There’s something about a vintage recipe that prompts you to try it. It’s been around a while and chances are your mom or grandma made it and maybe you even ate it. In 1963 I was still 4 years off of being a twinkle in my parents’ eyes, but it makes me wonder if my mom ever tried this recipe. I didn’t change it as far as ingredients are concerned, I just made a couple of adjustments based off of the times and methods I’ve learned. The dough for this bread is so soft and the loaves come out absolutely beautiful.
I found this recipe on Veronica’s Cornucopia. As Veronica states on her blog, many vintage recipes instruct you to “scald” your milk. This is a practice that just isn’t necessary anymore with the invent of pasteurization. Scalding and pasteurization alike heats the milk to a high enough temperature to kill any harmful bacteria that might be in the milk. I’m picturing women who used to milk their cows in their barn and used that raw milk in their kitchen. I love the images that conjures up!

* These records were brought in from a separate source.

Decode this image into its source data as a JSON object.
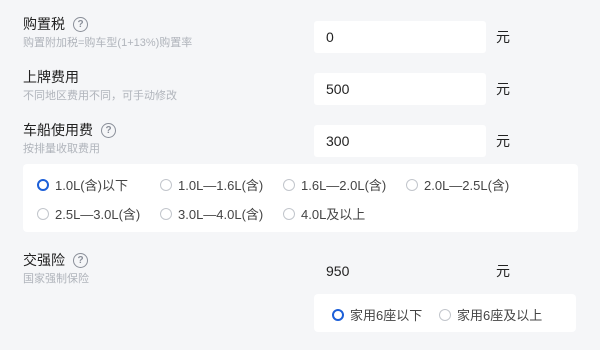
{
  "purchase_tax": {
    "title": "购置税",
    "subtitle": "购置附加税=购车型(1+13%)购置率",
    "value": "0",
    "unit": "元"
  },
  "license_fee": {
    "title": "上牌费用",
    "subtitle": "不同地区费用不同，可手动修改",
    "value": "500",
    "unit": "元"
  },
  "vehicle_tax": {
    "title": "车船使用费",
    "subtitle": "按排量收取费用",
    "value": "300",
    "unit": "元",
    "options": [
      {
        "label": "1.0L(含)以下",
        "checked": true
      },
      {
        "label": "1.0L—1.6L(含)",
        "checked": false
      },
      {
        "label": "1.6L—2.0L(含)",
        "checked": false
      },
      {
        "label": "2.0L—2.5L(含)",
        "checked": false
      },
      {
        "label": "2.5L—3.0L(含)",
        "checked": false
      },
      {
        "label": "3.0L—4.0L(含)",
        "checked": false
      },
      {
        "label": "4.0L及以上",
        "checked": false
      }
    ]
  },
  "compulsory_insurance": {
    "title": "交强险",
    "subtitle": "国家强制保险",
    "value": "950",
    "unit": "元",
    "options": [
      {
        "label": "家用6座以下",
        "checked": true
      },
      {
        "label": "家用6座及以上",
        "checked": false
      }
    ]
  },
  "help_icon_glyph": "?",
  "colors": {
    "accent": "#1c5fd8",
    "background": "#f5f6f8",
    "input_bg": "#ffffff",
    "subtitle_text": "#b0b4bb"
  }
}
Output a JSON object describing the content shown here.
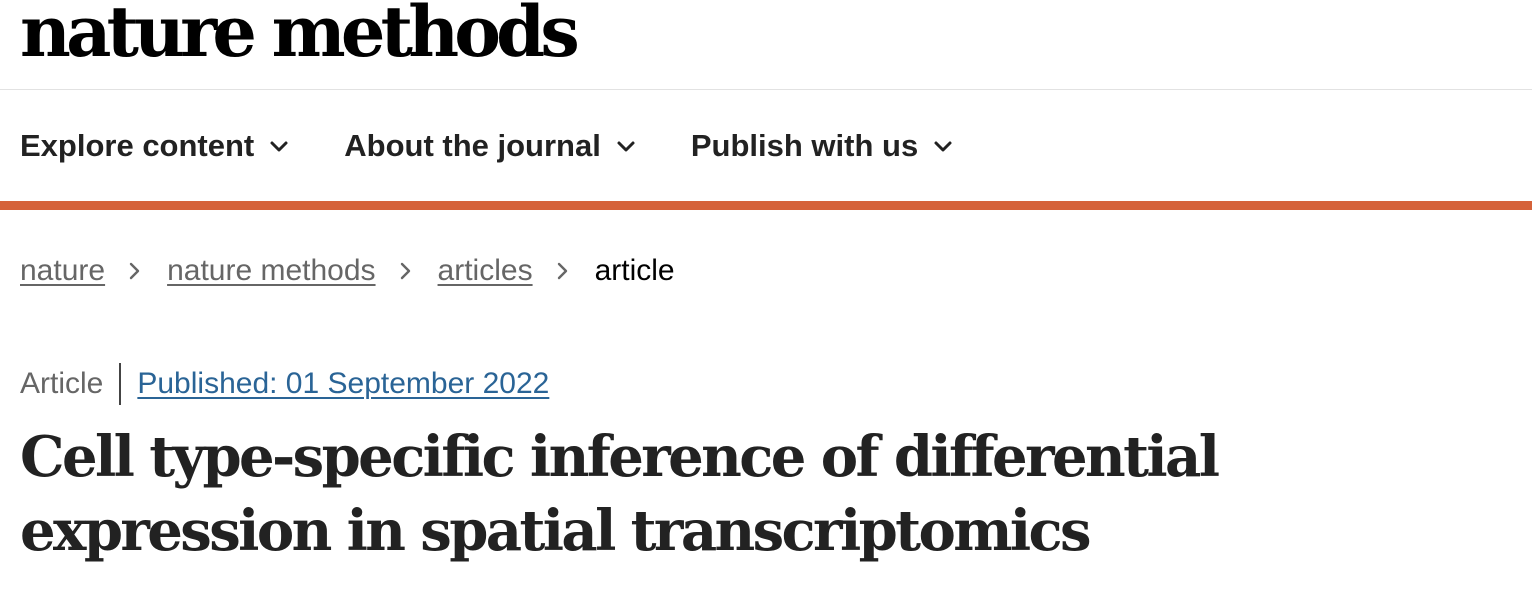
{
  "header": {
    "logo_text": "nature methods"
  },
  "nav": {
    "items": [
      {
        "label": "Explore content",
        "icon": "chevron-down-icon"
      },
      {
        "label": "About the journal",
        "icon": "chevron-down-icon"
      },
      {
        "label": "Publish with us",
        "icon": "chevron-down-icon"
      }
    ],
    "accent_color": "#d5623a"
  },
  "breadcrumb": {
    "items": [
      {
        "label": "nature"
      },
      {
        "label": "nature methods"
      },
      {
        "label": "articles"
      },
      {
        "label": "article"
      }
    ],
    "separator_icon": "chevron-right-icon"
  },
  "article": {
    "type": "Article",
    "published": "Published: 01 September 2022",
    "title": "Cell type-specific inference of differential expression in spatial transcriptomics",
    "link_color": "#2a6496"
  }
}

This recipe was introduced to Veronica through a friend of hers. Apparently it’s from a 1963 copy of a Good Housekeeping Cookbook, hence the name. I followed Veronica’s lead by heating the milk in the microwave. I made a few minor method changes that are reflected in the printable version below. I’ve made this twice and my family adores it.
It makes two loaves, so you can bake one to go with dinner and save the other for the next day. If your family is like mine, there won’t be any slices left from the first loaf and they’ll be wanting to dig in to the other!
I have made toast with the second loaf and actually plan to make French Toast with it this morning.
This is a wonderful bread recipe, hope you try it!